Given is the number $n$ which is divisible by the square of a prime number $p$. Let a positive integer $a$ be euler-course when $n\mid (a^n -a)/a$. Show that $(1,2, ...,n)$ has at most $\varphi(n)/2$ of $\varphi(n)$-course numbers.
I was trying to solve this using primitive roots, by looking at the primitive root of $p^2$, but I couldn't quite do it.
Any hints or solutions are greatly appreciated.
Clearly, $n | (a^n-a)/a=a^{n-1}-a \implies ord(a) | n-1$.
Also, $ord(a) | \lambda(n)$ where $\lambda(n)$ is the Carmichael function.
So, $ord(a) | \gcd(\lambda(n),n-1)=d$ (say).
Now, since $n$ is not square-free, $\lambda(n) \not | n-1$, as proven here.
Hence, $d$ is a proper divisor of $\lambda(n)$, so $d < \lambda(n)$.
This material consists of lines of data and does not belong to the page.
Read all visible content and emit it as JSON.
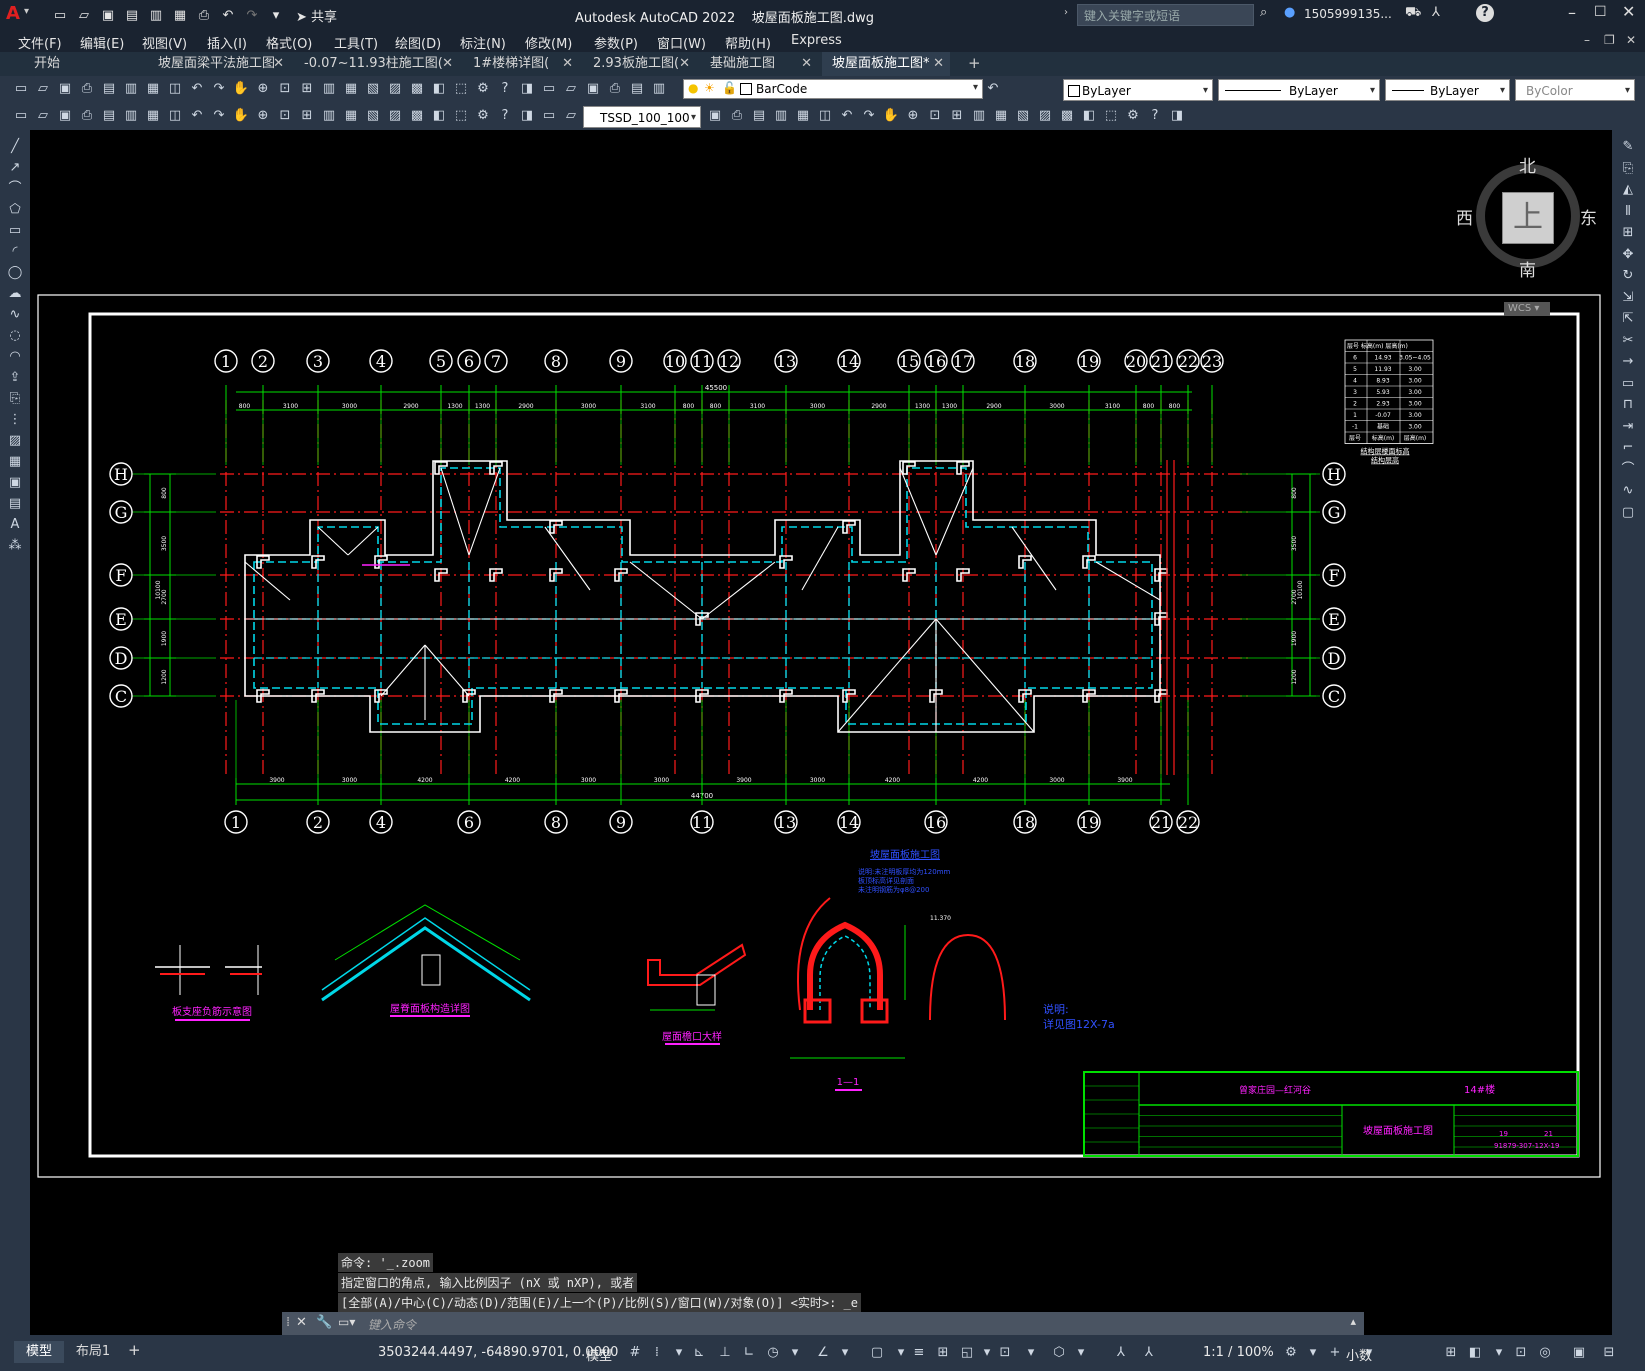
{
  "app": {
    "logo": "A",
    "title": "Autodesk AutoCAD 2022",
    "filename": "坡屋面板施工图.dwg",
    "share": "共享",
    "search_placeholder": "键入关键字或短语",
    "user": "1505999135...",
    "help": "?"
  },
  "menu": [
    "文件(F)",
    "编辑(E)",
    "视图(V)",
    "插入(I)",
    "格式(O)",
    "工具(T)",
    "绘图(D)",
    "标注(N)",
    "修改(M)",
    "参数(P)",
    "窗口(W)",
    "帮助(H)",
    "Express"
  ],
  "tabs": [
    "开始",
    "坡屋面梁平法施工图",
    "-0.07~11.93柱施工图(",
    "1#楼梯详图(",
    "2.93板施工图(",
    "基础施工图",
    "坡屋面板施工图*"
  ],
  "toolbar": {
    "layer": "BarCode",
    "color": "ByLayer",
    "linetype": "ByLayer",
    "lineweight": "ByLayer",
    "plotstyle": "ByColor",
    "dimstyle": "TSSD_100_100"
  },
  "viewcube": {
    "north": "北",
    "south": "南",
    "east": "东",
    "west": "西",
    "top": "上",
    "wcs": "WCS"
  },
  "drawing": {
    "top_axes": [
      "1",
      "2",
      "3",
      "4",
      "5",
      "6",
      "7",
      "8",
      "9",
      "10",
      "11",
      "12",
      "13",
      "14",
      "15",
      "16",
      "17",
      "18",
      "19",
      "20",
      "21",
      "22",
      "23"
    ],
    "bottom_axes": [
      "1",
      "2",
      "4",
      "6",
      "8",
      "9",
      "11",
      "13",
      "14",
      "16",
      "18",
      "19",
      "21",
      "22"
    ],
    "row_axes": [
      "H",
      "G",
      "F",
      "E",
      "D",
      "C"
    ],
    "top_dims": [
      "800",
      "3100",
      "3000",
      "2900",
      "1300",
      "1300",
      "2900",
      "3000",
      "3100",
      "800",
      "800",
      "3100",
      "3000",
      "2900",
      "1300",
      "1300",
      "2900",
      "3000",
      "3100",
      "800",
      "800"
    ],
    "top_total": "45500",
    "bottom_dims": [
      "3900",
      "3000",
      "4200",
      "4200",
      "3000",
      "3000",
      "3900",
      "3000",
      "4200",
      "4200",
      "3000",
      "3900"
    ],
    "bottom_total": "44700",
    "left_dims": [
      "800",
      "3500",
      "2700",
      "1900",
      "1200"
    ],
    "left_total": "10100",
    "detail_titles": [
      "板支座负筋示意图",
      "屋脊面板构造详图",
      "屋面檐口大样",
      "1—1"
    ],
    "red_note": "说明:\n详见图12X-7a",
    "blue_title": "坡屋面板施工图",
    "blue_notes": "说明:未注明板厚均为120mm\n板顶标高详见剖面\n未注明钢筋为φ8@200",
    "elevation_label": "11.370",
    "level_table": {
      "header": [
        "层号",
        "标高(m)",
        "层高(m)"
      ],
      "rows": [
        [
          "6",
          "14.93",
          "3.05~4.05"
        ],
        [
          "5",
          "11.93",
          "3.00"
        ],
        [
          "4",
          "8.93",
          "3.00"
        ],
        [
          "3",
          "5.93",
          "3.00"
        ],
        [
          "2",
          "2.93",
          "3.00"
        ],
        [
          "1",
          "-0.07",
          "3.00"
        ],
        [
          "-1",
          "基础",
          "3.00"
        ],
        [
          "层号",
          "标高(m)",
          "层高(m)"
        ]
      ],
      "caption": "结构层楼面标高\n结构层高"
    },
    "title_block": {
      "project": "曾家庄园—红河谷",
      "building": "14#楼",
      "drawing_name": "坡屋面板施工图",
      "drawing_no": "91879-307-12X-19",
      "sheet": "19",
      "total": "21"
    }
  },
  "command": {
    "history": [
      "命令: '_.zoom",
      "指定窗口的角点, 输入比例因子 (nX 或 nXP), 或者",
      "[全部(A)/中心(C)/动态(D)/范围(E)/上一个(P)/比例(S)/窗口(W)/对象(O)] <实时>: _e"
    ],
    "placeholder": "键入命令"
  },
  "status": {
    "tab_model": "模型",
    "tab_layout": "布局1",
    "coords": "3503244.4497, -64890.9701, 0.0000",
    "mode": "模型",
    "scale": "1:1 / 100%",
    "units": "小数"
  },
  "colors": {
    "green": "#00e000",
    "red": "#ff1a1a",
    "cyan": "#00d8e8",
    "white": "#ffffff",
    "magenta": "#ff22ff",
    "blue": "#3050ff"
  }
}
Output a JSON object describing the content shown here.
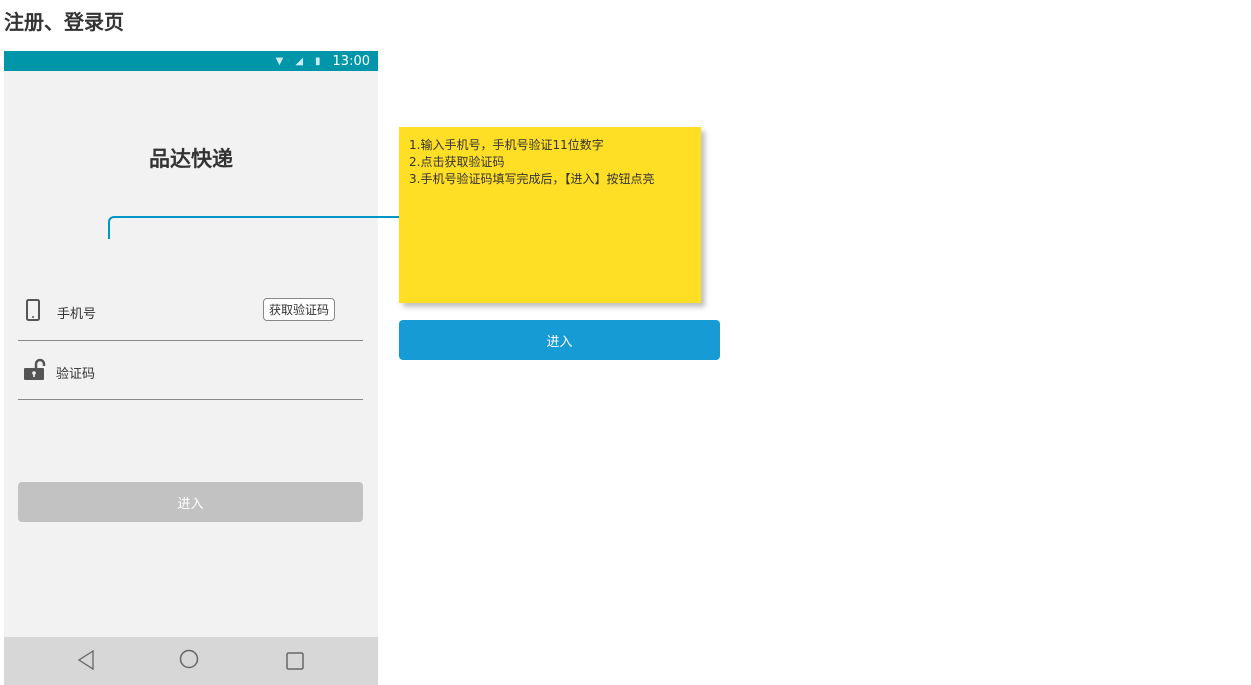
{
  "page_title": "注册、登录页",
  "status_bar": {
    "time": "13:00",
    "icons": [
      "wifi-icon",
      "signal-icon",
      "battery-icon"
    ],
    "color": "#0096aa"
  },
  "app": {
    "name": "品达快递"
  },
  "form": {
    "phone_placeholder": "手机号",
    "get_code_label": "获取验证码",
    "code_placeholder": "验证码",
    "enter_label": "进入"
  },
  "nav": [
    "back-icon",
    "home-icon",
    "recents-icon"
  ],
  "note": {
    "lines": [
      "1.输入手机号，手机号验证11位数字",
      "2.点击获取验证码",
      "3.手机号验证码填写完成后，【进入】按钮点亮"
    ],
    "color": "#ffdf25"
  },
  "enter_active": {
    "label": "进入",
    "color": "#169bd5"
  }
}
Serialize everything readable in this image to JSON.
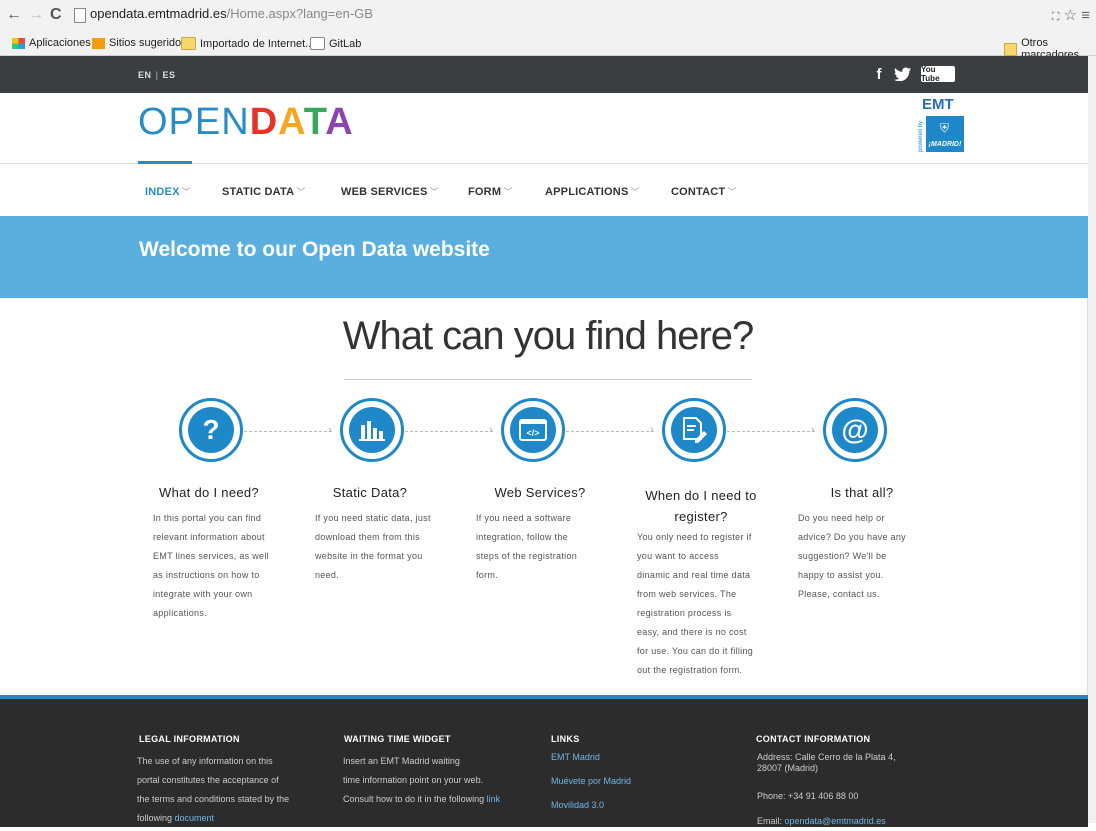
{
  "browser": {
    "url_host": "opendata.emtmadrid.es",
    "url_path": "/Home.aspx?lang=en-GB",
    "bookmarks": [
      "Aplicaciones",
      "Sitios sugeridos",
      "Importado de Internet...",
      "GitLab"
    ],
    "other_bookmarks": "Otros marcadores"
  },
  "topbar": {
    "lang_en": "EN",
    "lang_sep": "|",
    "lang_es": "ES",
    "social": [
      "f",
      "t",
      "You Tube"
    ]
  },
  "header": {
    "logo_open": "OPEN",
    "logo_data": [
      "D",
      "A",
      "T",
      "A"
    ],
    "emt": "EMT",
    "emt_madrid": "¡MADRID!",
    "powered": "powered by"
  },
  "nav": [
    {
      "label": "INDEX"
    },
    {
      "label": "STATIC DATA"
    },
    {
      "label": "WEB SERVICES"
    },
    {
      "label": "FORM"
    },
    {
      "label": "APPLICATIONS"
    },
    {
      "label": "CONTACT"
    }
  ],
  "banner": {
    "title": "Welcome to our Open Data website"
  },
  "main": {
    "title": "What can you find here?",
    "columns": [
      {
        "icon": "question-icon",
        "glyph": "?",
        "title": "What do I need?",
        "lines": [
          "In this portal you can find",
          "relevant information about",
          "EMT lines services, as well",
          "as instructions on how to",
          "integrate with your own",
          "applications."
        ]
      },
      {
        "icon": "bar-chart-icon",
        "glyph": "▮▮▮",
        "title": "Static Data?",
        "lines": [
          "If you need static data, just",
          "download them from this",
          "website in the format you",
          "need."
        ]
      },
      {
        "icon": "code-window-icon",
        "glyph": "</>",
        "title": "Web Services?",
        "lines": [
          "If you need a software",
          "integration, follow the",
          "steps of the registration",
          "form."
        ]
      },
      {
        "icon": "form-pen-icon",
        "glyph": "✎",
        "title": "When do I need to register?",
        "lines": [
          "You only need to register if",
          "you want to access",
          "dinamic and real time data",
          "from web services. The",
          "registration process is",
          "easy, and there is no cost",
          "for use. You can do it filling",
          "out the registration form."
        ]
      },
      {
        "icon": "at-sign-icon",
        "glyph": "@",
        "title": "Is that all?",
        "lines": [
          "Do you need help or",
          "advice? Do you have any",
          "suggestion? We'll be",
          "happy to assist you.",
          "Please, contact us."
        ]
      }
    ]
  },
  "footer": {
    "legal": {
      "heading": "LEGAL INFORMATION",
      "lines": [
        "The use of any information on this",
        "portal constitutes the acceptance of",
        "the terms and conditions stated by the"
      ],
      "last_prefix": "following ",
      "last_link": "document"
    },
    "widget": {
      "heading": "WAITING TIME WIDGET",
      "lines": [
        "Insert an EMT Madrid waiting",
        "time information point on your web."
      ],
      "last_prefix": "Consult how to do it in the following ",
      "last_link": "link"
    },
    "links": {
      "heading": "LINKS",
      "items": [
        "EMT Madrid",
        "Muévete por Madrid",
        "Movilidad 3.0"
      ]
    },
    "contact": {
      "heading": "CONTACT INFORMATION",
      "address1": "Address: Calle Cerro de la Plata 4,",
      "address2": "28007 (Madrid)",
      "phone": "Phone: +34 91 406 88 00",
      "email_prefix": "Email: ",
      "email": "opendata@emtmadrid.es"
    }
  }
}
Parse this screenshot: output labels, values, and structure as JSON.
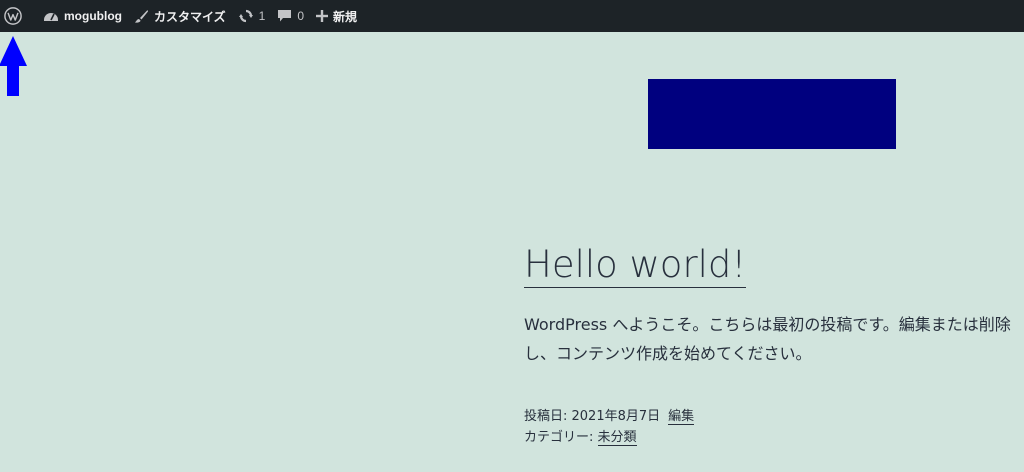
{
  "adminbar": {
    "wp_logo_icon": "wordpress-logo-icon",
    "site_name": "mogublog",
    "customize": "カスタマイズ",
    "updates_count": "1",
    "comments_count": "0",
    "new": "新規",
    "colors": {
      "bg": "#1d2327",
      "text": "#f0f0f1"
    }
  },
  "header": {
    "logo_block_color": "#00007f"
  },
  "annotation": {
    "arrow_color": "#0000ff"
  },
  "post": {
    "title": "Hello world!",
    "content_line1": "WordPress へようこそ。こちらは最初の投稿です。編集または削除",
    "content_line2": "し、コンテンツ作成を始めてください。",
    "posted_label": "投稿日: ",
    "posted_date": "2021年8月7日",
    "edit_link": "編集",
    "category_label": "カテゴリー: ",
    "category": "未分類"
  },
  "page": {
    "background": "#d1e4dd"
  }
}
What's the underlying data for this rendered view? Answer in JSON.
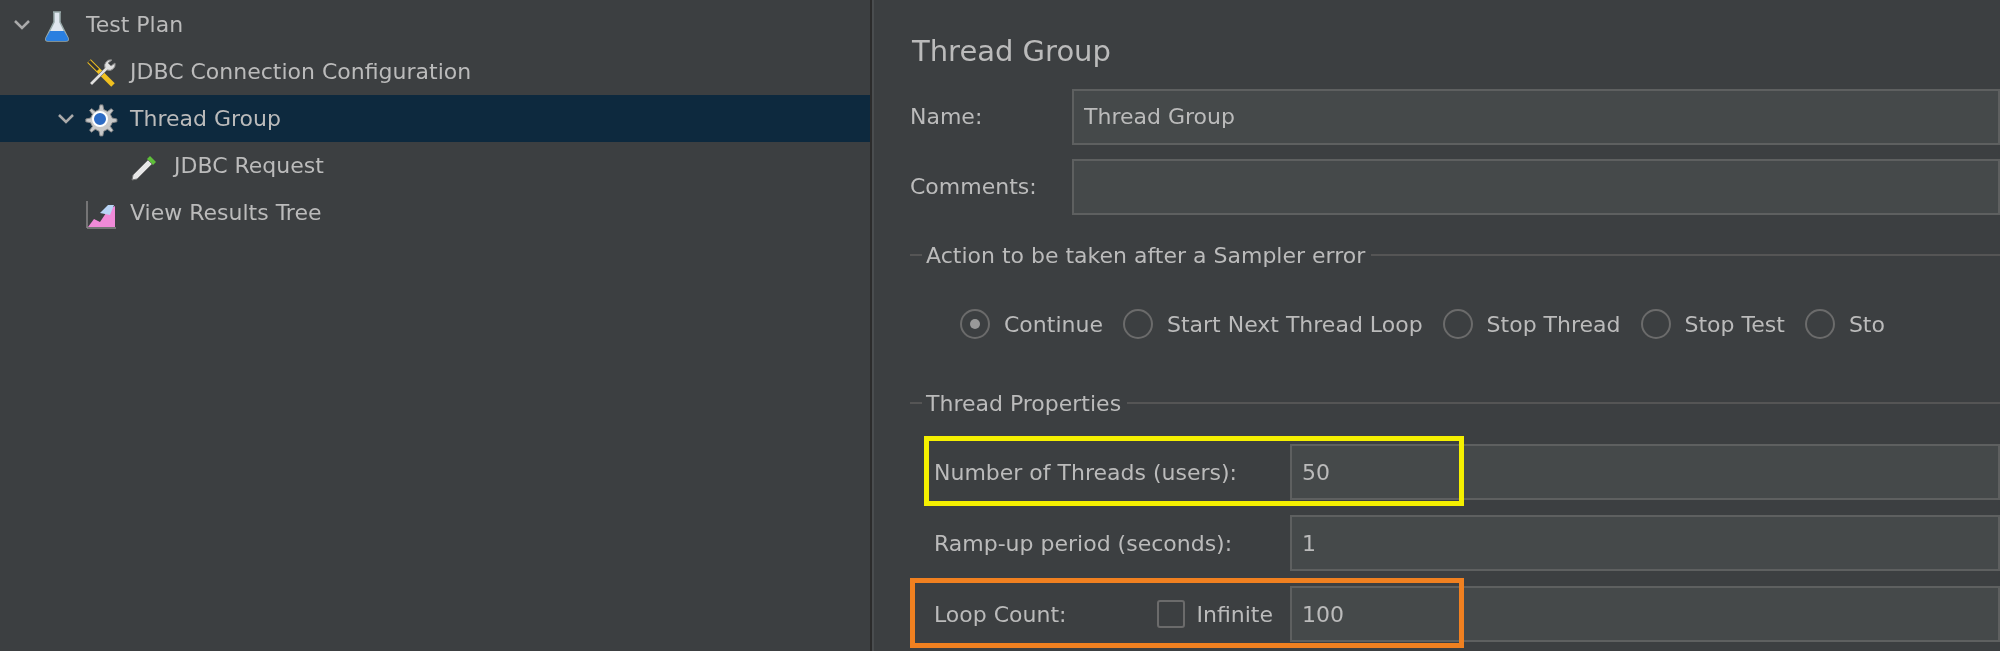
{
  "tree": [
    {
      "label": "Test Plan",
      "kind": "test-plan",
      "selected": false,
      "expanded": true,
      "children": [
        {
          "label": "JDBC Connection Configuration",
          "kind": "config",
          "selected": false
        },
        {
          "label": "Thread Group",
          "kind": "thread-group",
          "selected": true,
          "expanded": true,
          "children": [
            {
              "label": "JDBC Request",
              "kind": "sampler",
              "selected": false
            }
          ]
        },
        {
          "label": "View Results Tree",
          "kind": "listener",
          "selected": false
        }
      ]
    }
  ],
  "panel": {
    "title": "Thread Group",
    "fields": [
      {
        "label": "Name:",
        "value": "Thread Group"
      },
      {
        "label": "Comments:"
      }
    ],
    "error_action": {
      "legend": "Action to be taken after a Sampler error",
      "options": [
        {
          "label": "Continue",
          "selected": true
        },
        {
          "label": "Start Next Thread Loop",
          "selected": false
        },
        {
          "label": "Stop Thread",
          "selected": false
        },
        {
          "label": "Stop Test",
          "selected": false
        },
        {
          "label": "Sto",
          "selected": false
        }
      ]
    },
    "thread_properties": {
      "legend": "Thread Properties",
      "rows": [
        {
          "kind": "text",
          "label": "Number of Threads (users):",
          "value": "50",
          "color": "#f5f000"
        },
        {
          "kind": "text",
          "label": "Ramp-up period (seconds):",
          "value": "1"
        },
        {
          "kind": "loop",
          "label": "Loop Count:",
          "checkbox_label": "Infinite",
          "checked": false,
          "value": "100",
          "color": "#f08020"
        }
      ]
    }
  }
}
Now, $a$ is a root of $x^d-1$, and the roots of $x^d-1$ form a subgroup of $\mathbb Z_n ^ \times$. The subgroup is proper, since $d < \lambda(n)$, S (say). So, $|S| \leq \lambda(n)/2 \leq \phi(n)/2$ i.e. the maximum possible number of such $a$'s is $\phi(n)/2$.